I would be deeply grateful if you would share those experiences with me.

Face the fact that the addicted individual is sick, and that he makes everyone in his sphere of influence and love equally sick. Everyone becomes sick.  But there are ways to avoid getting totally sucked into their illness.
            In our family we have suffered every phase of rescue options. We have made use of many treatment facilities. We have learned valuable information, good teaching, good support from friends and family…and, at times,  we have turned right around and NOT applied what we know to be good sound responses to the problem of addiction in our family.
            We have given money, time, fixed problems, bailed out, catered to, exploded, had crying fits, pulled our hair, ran our legs off, prayed…a lot, swallowed our pride, been embarrassed, at times have become isolated from normal activities with friends and family, taken meds for anxiety, ….you name it.
            The person with the drug and alcohol problem doesn't suffer nearly as much
            Why? Because HE or SHE isn't aware or experiencing the stress of those days and moments of inebriation or drug relapses.
            Heck. Life is good (they think) for the addicted one, then. That person is unconscious, daffy, irrational, selfish, or plain half dead. There are no feelings of anxiety there…
            We are the wreck.
             We suffer, feel trapped, sorrow, run to one ER room after another, hoping  (he or she) doesn't kill someone else while driving under the influence.

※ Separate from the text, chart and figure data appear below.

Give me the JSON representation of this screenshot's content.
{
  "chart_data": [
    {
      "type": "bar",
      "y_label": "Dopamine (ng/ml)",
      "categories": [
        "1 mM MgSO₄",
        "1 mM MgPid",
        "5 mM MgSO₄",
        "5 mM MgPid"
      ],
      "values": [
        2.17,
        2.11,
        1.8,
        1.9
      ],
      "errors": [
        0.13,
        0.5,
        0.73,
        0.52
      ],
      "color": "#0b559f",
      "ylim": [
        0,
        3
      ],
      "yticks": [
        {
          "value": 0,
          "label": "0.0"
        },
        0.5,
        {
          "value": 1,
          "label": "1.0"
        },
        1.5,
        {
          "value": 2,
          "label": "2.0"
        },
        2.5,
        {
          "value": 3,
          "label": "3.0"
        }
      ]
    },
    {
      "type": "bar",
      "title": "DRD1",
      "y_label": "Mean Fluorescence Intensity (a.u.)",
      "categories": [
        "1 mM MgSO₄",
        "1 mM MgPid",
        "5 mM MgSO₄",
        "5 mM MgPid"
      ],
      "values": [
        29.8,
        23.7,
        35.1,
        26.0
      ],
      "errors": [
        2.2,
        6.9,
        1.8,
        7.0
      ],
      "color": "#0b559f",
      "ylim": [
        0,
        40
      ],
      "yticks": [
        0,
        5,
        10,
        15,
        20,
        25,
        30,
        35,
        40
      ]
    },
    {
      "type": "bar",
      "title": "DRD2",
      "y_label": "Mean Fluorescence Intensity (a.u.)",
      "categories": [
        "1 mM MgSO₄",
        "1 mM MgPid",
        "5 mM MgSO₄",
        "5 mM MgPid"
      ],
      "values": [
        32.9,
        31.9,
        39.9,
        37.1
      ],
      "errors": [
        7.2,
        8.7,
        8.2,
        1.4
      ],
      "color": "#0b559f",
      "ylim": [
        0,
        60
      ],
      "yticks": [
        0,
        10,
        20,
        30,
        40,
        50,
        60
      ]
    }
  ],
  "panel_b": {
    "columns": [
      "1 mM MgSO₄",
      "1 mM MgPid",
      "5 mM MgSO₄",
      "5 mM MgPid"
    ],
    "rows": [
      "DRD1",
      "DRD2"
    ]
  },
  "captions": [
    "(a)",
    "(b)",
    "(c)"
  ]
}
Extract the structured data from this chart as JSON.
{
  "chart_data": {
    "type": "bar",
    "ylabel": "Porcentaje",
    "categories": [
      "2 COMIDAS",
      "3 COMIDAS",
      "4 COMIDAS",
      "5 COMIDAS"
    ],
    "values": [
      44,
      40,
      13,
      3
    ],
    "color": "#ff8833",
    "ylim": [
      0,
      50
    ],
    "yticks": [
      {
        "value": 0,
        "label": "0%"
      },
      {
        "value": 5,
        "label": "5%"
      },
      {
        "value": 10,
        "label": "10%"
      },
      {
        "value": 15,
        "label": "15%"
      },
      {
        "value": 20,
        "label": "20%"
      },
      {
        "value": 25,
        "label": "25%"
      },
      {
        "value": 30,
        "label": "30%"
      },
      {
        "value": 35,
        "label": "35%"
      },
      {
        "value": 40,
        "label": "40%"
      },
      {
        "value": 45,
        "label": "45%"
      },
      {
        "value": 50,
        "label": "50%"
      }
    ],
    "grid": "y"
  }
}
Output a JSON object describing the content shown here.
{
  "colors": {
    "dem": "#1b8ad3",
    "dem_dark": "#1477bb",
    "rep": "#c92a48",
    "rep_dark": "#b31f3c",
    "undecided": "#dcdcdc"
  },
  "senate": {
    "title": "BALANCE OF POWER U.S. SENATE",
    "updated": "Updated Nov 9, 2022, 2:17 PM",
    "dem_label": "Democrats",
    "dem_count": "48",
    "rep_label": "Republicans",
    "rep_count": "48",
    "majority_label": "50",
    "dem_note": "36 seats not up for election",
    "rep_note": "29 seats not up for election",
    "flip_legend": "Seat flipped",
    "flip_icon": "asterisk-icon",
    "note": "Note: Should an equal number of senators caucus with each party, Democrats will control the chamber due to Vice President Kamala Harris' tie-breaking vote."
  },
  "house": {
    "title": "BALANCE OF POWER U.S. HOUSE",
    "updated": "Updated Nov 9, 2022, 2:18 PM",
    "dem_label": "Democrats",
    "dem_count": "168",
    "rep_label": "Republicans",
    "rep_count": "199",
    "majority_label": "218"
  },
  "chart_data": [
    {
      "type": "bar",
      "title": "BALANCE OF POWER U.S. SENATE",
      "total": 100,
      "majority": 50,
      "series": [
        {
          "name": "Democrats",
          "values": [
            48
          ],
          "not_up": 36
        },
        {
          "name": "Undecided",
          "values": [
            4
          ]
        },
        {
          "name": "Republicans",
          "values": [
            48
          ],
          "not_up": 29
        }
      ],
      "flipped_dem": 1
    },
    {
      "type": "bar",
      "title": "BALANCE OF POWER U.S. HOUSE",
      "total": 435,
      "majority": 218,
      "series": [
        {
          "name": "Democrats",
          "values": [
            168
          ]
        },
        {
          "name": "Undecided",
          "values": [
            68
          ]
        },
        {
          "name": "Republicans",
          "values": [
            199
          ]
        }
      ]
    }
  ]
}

            Face the fact that you are in this situation for a long haul. It's a process. And the process begins with YOU. You need to get fixed…Yes, the addict sure needs fixing, but the only one who can be fixed is you. IF you are a FIXER, its time to know that you cannot fix another person. You can only fix yourself..
             In fact, God is really the only one who can fix you, but you need to be aware and open to that fact. You need the God inspired help of others and you need direction. A map. And that map is for you.

            I recommend strongly that any relative or friend touched by the addiction of a loved one go to Al Anon or Narc Anon to learn how to live through this painful experience called ADDICTION.
            That's your place to go to learn to cope; with others in the same boat.